Question 1: Which of the following fractions has a decimal equivalent that is a terminating decimal?

(A) 10/189
(B) 15/196
(C) 16/225
(D) 25/144
(E) 39/128

Only option (E) has a denominator of the form 2^a*5^b.

128 = 2^7

Therefore, 39/128 will terminate. All the other denominators have other prime numbers as well and hence will not terminate.

Using the same concepts, let’s look at another question.

Question 2: If 1/(2^11 * 5^17) is expressed as a terminating decimal, how many non-zero digits will the decimal have?

(A) 1
(B) 2
(C) 4
(D) 6
(E) 11

Solution:

First realize that 2^11 * 5^17 = 2^11 * 5^11 * 5^6 = 10^11 * 5^6
So 1/(10^11 * 5^6)  is just 0.00…001/5^6.

Now let’s try to figure out the answer intuitively:

What do you get when you divide .01 by 5? You get .002. You write 0s till you get 10 and then you get a non-zero digit.

What do you get when you divide .01 by 125 (which is 5^3)? You get .00008.

Do you notice something? The non zero term is 8 = 2^3

The reason is this: You have 1 followed by as many 0s as you require in the dividend. 125 = 5^3 so you will need 2^3 i.e. you will need 10^3 as the dividend and then 125 will be able to divide it completely (i.e. the decimal will terminate).
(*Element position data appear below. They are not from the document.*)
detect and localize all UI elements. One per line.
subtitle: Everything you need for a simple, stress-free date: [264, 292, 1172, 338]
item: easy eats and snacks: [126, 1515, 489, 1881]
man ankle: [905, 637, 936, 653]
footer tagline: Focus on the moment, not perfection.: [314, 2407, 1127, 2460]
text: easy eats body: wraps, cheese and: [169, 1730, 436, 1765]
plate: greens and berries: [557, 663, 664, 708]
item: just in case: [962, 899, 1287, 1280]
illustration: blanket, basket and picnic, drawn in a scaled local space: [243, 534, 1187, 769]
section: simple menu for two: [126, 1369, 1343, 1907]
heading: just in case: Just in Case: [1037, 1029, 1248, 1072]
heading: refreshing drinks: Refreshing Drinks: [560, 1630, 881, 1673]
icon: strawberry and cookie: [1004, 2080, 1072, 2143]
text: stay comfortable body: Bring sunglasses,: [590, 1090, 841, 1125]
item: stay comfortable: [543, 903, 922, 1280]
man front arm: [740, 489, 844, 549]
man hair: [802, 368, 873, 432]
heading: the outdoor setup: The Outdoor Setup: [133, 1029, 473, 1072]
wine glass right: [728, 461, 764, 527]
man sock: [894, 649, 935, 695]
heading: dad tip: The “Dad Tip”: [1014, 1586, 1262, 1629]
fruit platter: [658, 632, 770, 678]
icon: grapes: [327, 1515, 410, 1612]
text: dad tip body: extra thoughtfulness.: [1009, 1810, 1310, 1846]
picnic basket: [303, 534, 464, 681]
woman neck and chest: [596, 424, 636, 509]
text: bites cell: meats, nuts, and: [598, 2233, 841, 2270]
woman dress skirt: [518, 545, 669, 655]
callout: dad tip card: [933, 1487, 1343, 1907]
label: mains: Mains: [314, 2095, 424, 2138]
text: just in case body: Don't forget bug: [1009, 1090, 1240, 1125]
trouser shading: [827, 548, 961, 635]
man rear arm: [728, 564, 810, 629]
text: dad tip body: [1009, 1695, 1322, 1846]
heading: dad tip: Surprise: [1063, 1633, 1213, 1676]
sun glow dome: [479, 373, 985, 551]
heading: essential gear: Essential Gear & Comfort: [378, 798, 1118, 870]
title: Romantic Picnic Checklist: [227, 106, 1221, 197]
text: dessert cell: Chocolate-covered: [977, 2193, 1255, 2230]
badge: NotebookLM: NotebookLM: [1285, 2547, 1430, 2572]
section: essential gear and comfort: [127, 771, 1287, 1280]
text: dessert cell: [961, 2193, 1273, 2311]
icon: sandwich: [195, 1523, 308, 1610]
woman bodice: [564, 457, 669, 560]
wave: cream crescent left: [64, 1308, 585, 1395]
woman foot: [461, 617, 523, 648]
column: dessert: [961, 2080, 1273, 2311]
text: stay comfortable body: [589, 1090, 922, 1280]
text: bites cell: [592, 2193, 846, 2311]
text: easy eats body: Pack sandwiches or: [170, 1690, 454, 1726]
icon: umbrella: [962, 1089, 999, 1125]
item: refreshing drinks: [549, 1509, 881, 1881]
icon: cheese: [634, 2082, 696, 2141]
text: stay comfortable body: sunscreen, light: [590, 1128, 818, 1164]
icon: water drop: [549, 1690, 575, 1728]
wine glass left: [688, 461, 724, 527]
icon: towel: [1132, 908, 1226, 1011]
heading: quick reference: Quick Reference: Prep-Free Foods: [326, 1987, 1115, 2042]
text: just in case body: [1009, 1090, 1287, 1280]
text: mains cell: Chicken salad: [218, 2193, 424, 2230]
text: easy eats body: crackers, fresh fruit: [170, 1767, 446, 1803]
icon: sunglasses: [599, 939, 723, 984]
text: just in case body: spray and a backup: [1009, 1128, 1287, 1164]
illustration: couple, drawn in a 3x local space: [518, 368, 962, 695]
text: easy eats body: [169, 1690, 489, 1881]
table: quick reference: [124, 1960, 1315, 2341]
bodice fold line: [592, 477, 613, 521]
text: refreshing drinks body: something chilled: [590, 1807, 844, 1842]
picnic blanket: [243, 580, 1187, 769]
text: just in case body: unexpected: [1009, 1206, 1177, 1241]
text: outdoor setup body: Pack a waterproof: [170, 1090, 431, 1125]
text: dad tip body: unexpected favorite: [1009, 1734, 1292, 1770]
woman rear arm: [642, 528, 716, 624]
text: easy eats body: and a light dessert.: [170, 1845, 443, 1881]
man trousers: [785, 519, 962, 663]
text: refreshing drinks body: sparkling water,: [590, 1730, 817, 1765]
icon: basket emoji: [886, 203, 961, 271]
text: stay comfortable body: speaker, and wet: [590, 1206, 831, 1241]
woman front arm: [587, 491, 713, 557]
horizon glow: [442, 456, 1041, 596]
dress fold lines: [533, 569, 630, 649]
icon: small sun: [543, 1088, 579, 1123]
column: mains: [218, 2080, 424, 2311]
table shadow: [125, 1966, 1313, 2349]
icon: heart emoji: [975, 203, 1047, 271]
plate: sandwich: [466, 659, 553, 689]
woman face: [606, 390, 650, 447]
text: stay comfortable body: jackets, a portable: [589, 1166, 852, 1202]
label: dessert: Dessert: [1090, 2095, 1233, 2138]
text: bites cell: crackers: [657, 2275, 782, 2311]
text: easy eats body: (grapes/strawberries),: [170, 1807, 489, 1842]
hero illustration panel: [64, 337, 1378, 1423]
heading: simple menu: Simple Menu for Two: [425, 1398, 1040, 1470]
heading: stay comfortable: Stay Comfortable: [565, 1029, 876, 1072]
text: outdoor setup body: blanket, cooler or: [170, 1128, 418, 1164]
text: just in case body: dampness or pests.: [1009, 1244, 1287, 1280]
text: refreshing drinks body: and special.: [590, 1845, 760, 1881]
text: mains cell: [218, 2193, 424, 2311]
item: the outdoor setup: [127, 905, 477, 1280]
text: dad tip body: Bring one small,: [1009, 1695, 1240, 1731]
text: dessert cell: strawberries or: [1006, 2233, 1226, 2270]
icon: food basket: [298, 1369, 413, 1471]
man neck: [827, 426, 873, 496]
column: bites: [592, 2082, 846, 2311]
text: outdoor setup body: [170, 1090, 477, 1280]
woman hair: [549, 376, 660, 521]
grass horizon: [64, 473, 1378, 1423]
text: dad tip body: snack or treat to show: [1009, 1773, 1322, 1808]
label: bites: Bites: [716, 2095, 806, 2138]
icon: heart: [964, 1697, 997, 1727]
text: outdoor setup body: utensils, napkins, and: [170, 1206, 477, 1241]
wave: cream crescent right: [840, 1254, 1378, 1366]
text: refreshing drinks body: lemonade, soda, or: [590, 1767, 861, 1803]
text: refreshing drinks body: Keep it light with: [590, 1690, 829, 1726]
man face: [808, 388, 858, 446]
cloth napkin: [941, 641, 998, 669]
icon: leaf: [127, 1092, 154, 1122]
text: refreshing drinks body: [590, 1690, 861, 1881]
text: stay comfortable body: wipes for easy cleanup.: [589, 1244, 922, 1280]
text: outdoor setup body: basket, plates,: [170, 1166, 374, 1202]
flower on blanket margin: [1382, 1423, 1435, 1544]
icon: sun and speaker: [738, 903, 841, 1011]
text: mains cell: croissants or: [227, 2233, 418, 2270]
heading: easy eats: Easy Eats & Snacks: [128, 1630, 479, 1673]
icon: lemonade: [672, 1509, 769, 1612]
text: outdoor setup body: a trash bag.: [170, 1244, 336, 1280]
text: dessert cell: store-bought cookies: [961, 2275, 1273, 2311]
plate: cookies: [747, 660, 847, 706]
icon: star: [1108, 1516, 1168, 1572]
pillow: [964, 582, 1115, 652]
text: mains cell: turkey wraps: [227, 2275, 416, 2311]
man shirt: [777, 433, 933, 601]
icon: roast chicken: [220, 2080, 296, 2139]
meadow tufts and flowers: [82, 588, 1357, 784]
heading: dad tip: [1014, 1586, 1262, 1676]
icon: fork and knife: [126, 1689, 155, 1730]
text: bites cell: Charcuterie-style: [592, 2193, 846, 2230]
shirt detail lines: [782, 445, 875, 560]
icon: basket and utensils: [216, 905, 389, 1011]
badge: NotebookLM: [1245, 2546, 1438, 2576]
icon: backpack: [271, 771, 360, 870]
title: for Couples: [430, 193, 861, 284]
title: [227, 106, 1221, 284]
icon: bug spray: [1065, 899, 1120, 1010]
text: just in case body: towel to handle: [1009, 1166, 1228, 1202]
Now, using the same logic, what will be the non zero digits if you are dividing .00001 by 625?
625 = 5^4. You will need 2^4 = 16 to get 10^4 and that will end the terminating decimal. So you will have two non 0 digits: 16

What will you get when you divide .000…0001 by 5^6? Your non zero digits will be 2^6 = 64 i.e. you will have 2 non-zero digits.

Another way to look at the problem is this:

1/(10^11 * 5^6)  = 2^6/(10^17) (multiply and divide by 2^6)

= 64/(10^17)

Since the denominator is a power of 10, it will just move the decimal 17 places to the left. The non-zero digits will remain 64 only i.e. 2 digits.